In order to understand a variety of properties of such materials one needs to investigate the primary processes that occur following their excitation. A variety of intrinsic and extrinsic defects (impurities, vacancies and others) introduce a high degree of complexity in the ultrafast electronic and lattice interactions. These ultrafast properties are investigated by using pump-probe experiments . It was found that electron scattering and trapping occurs more efficiently to the nanostructured surface than on a flat ZnO film. This is attributed to the defects and imperfections that are introduced by the micro-conical shape and the nanometer-sized roughness.

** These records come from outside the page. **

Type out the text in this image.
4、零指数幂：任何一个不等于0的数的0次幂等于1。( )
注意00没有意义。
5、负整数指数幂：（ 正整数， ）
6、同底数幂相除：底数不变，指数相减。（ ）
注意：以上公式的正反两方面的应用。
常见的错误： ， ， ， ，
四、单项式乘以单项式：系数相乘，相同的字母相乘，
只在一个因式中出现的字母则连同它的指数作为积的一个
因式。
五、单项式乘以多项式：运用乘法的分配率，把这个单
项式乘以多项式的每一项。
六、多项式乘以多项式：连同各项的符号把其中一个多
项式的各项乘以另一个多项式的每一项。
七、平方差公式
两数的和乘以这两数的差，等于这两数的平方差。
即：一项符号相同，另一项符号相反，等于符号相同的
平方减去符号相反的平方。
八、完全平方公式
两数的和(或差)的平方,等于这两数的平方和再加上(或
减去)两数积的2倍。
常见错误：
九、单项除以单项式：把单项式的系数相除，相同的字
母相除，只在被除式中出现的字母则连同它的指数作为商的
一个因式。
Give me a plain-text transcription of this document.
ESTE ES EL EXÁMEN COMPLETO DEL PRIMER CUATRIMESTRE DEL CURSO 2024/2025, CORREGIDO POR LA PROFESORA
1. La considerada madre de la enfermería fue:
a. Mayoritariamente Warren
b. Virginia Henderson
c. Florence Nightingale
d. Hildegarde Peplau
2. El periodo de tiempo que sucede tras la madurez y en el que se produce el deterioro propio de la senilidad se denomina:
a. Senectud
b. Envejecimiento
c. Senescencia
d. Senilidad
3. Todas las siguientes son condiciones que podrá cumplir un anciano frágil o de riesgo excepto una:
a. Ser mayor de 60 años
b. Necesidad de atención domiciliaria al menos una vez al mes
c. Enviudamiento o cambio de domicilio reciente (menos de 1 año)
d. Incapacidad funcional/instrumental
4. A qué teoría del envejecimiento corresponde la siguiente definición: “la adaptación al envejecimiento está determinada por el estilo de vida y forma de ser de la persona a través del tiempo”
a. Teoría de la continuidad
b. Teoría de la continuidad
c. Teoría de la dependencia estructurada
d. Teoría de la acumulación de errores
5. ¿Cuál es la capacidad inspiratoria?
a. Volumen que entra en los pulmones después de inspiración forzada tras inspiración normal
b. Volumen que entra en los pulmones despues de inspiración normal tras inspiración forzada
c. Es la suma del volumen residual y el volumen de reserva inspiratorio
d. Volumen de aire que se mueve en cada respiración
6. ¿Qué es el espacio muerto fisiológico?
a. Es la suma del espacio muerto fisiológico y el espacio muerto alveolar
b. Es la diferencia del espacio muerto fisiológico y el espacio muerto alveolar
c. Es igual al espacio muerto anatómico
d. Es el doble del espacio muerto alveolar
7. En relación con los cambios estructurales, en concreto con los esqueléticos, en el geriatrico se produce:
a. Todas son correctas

In continuing experiments we investigate the influence of the characteristics of nanostructured hybrid (organic-inorganic) solar cells on their photovoltaic response and long term performance. The photoresponse mechanism is based on the ultrafast photogeneration, dissociation and recombination of excitons as well as transport of the generated charge towards the electrodes. The effect of the composition of the material as well as the structural/morphological characteristics of the photoactive layer and the overall architecture on the above mechanisms is being investigated.
 E. Magoulakis, E. L. Papadopoulou, E. Stratakis, C. Fotakis, and P. A. Loukakos, Appl. Phys. A 98 701 (2010).